Uses less memory. Only 1 image is cooked, rather than making a copy for each pixel filter.
Calculates in floating point, preventing clipping and quantization error of fixed formats (8- and 16-bit integer). Can handle pixel values well above white and below black during the pixel chain without being clamped, even if the image’s native data format would clamp it. The values are clamped at the end of the chain.
Reduces network and quantization overhead, resulting in faster cooking.
If you use a mask, it must be the same for all pixel filters in that chain. Pixel filters with different masks will not collapse together. Houdini will log a warning to notify you that quantization is occurring at that node (to get rid of this warning, set the Quantize parameter to “At This Node”).
If a pixel filter chain branches into two pixel filter outputs, each output pixel filter will cook the chain independently of the other.
At any point in the chain, you can tell a pixel filter node to quantize using the Quantize parameter. This will terminate the chain at that point and start collapsing COPs again at the next Pixel Filter COP. Setting the display flag on a pixel filter COP has the same effect.

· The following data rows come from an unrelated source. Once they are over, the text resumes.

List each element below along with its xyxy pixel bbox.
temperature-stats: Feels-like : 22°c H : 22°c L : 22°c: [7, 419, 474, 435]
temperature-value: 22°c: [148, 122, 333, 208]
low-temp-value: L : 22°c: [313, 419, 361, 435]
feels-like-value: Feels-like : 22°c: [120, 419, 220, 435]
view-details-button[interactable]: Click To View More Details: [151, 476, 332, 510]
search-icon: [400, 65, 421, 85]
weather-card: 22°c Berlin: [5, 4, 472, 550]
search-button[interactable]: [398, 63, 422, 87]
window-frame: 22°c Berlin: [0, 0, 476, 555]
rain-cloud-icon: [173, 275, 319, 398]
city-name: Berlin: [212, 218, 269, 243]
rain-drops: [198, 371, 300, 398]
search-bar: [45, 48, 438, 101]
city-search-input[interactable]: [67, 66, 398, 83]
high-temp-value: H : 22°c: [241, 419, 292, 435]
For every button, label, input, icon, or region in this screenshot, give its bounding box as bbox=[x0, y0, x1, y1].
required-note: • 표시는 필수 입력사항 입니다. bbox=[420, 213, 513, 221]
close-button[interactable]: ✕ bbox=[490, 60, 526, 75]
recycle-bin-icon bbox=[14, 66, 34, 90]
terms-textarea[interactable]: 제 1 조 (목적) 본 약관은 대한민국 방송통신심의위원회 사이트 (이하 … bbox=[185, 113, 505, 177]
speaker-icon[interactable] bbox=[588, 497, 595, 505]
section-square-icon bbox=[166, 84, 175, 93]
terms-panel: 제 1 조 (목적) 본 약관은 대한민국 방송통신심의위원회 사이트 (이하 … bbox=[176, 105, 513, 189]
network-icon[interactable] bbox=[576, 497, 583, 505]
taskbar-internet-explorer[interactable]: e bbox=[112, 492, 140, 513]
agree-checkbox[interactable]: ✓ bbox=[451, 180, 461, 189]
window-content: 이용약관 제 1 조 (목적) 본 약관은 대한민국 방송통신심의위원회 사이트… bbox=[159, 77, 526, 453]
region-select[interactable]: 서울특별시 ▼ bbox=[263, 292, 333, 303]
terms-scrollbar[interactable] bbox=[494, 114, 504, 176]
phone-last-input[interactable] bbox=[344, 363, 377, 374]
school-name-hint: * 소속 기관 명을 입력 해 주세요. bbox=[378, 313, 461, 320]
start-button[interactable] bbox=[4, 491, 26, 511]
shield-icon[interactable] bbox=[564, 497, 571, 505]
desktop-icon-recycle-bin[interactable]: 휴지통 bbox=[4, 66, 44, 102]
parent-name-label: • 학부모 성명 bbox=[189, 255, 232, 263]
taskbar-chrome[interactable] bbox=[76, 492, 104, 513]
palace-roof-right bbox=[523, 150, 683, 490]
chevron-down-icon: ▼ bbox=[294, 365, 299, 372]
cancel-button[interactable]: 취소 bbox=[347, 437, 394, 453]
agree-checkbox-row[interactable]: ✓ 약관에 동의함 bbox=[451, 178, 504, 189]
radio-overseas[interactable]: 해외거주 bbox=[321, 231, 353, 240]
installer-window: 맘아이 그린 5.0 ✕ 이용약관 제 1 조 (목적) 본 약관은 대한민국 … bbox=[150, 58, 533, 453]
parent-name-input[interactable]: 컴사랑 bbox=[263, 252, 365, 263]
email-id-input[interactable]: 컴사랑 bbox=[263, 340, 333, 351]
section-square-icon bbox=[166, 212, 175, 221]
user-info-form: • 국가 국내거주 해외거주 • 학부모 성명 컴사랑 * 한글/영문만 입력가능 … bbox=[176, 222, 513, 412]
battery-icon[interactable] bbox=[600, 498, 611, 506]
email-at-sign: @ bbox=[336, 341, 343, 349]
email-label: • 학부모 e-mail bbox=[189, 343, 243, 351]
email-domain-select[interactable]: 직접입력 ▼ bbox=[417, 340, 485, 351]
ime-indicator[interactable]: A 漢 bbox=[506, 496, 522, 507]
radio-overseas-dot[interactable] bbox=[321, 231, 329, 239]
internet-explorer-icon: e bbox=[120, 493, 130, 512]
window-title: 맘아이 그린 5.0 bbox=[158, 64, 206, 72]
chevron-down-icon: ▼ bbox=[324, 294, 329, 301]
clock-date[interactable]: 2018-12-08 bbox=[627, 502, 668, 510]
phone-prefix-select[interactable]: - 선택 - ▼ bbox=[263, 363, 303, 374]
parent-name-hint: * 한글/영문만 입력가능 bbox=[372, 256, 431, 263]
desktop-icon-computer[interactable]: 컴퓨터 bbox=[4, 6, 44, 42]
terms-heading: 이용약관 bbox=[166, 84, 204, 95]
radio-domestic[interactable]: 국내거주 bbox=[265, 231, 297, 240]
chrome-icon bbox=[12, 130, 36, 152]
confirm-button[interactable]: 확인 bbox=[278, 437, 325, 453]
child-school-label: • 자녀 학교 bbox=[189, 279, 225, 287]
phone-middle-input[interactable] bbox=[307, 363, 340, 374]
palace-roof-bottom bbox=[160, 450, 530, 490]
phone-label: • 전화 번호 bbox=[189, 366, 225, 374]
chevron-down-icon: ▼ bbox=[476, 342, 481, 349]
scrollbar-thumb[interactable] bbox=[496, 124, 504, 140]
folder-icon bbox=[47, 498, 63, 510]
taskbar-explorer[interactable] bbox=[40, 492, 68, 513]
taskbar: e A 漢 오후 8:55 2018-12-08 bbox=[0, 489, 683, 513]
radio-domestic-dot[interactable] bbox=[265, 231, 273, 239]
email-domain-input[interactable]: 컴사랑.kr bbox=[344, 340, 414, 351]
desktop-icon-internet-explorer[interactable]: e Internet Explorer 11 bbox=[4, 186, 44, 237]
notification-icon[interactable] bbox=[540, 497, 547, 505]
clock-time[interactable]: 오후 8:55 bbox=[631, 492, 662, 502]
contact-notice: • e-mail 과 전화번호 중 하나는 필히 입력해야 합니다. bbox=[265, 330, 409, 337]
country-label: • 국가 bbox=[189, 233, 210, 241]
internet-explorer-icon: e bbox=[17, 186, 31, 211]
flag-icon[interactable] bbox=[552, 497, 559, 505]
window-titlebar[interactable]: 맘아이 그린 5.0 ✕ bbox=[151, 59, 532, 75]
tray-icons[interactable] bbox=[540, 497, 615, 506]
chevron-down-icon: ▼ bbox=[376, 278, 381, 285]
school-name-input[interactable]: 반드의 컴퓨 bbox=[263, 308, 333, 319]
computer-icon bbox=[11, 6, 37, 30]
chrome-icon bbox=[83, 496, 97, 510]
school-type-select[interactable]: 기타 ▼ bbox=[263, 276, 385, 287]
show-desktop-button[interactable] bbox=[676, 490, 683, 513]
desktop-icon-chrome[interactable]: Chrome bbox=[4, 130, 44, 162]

Move frames to different frame numbers, modify the frame range, or shift the sequence in time. Timing modifiers don’t generally cook image information, and so are very efficient in both memory and cooking performance.
Timing Modifiers perform a variety of editing operations and allow you to cut, splice, shift and sequence frames easily.
The following are timing modifier COPs:
Most Timing Modifiers do not need to cook images, so they are very quick and memory efficient. Some Timing COPs allow you to blend frames together; in this case, new images are produced and this efficiency advantage is lost.
Timing modifier node tiles have a beige background when they are passing through data without cooking.
Timing Modifiers are best viewed in the Timeline view mode . Most timing COPs have handles in the timeline view.
Take two image inputs and composite or blend them together in different ways. All compositing operators can be masked.
Compositing operators are the heart of the compositor. They take two or more image inputs and combine them in different ways in the output.
Compositing operators have parameters that let you choose the behavior of the operator in cases where the inputs have different frame ranges, resolution, and/or planes. You can transform the foreground elements as part of the operation, and apply motion blur to animated transforms.
All compositing operations can be masked using the mask input.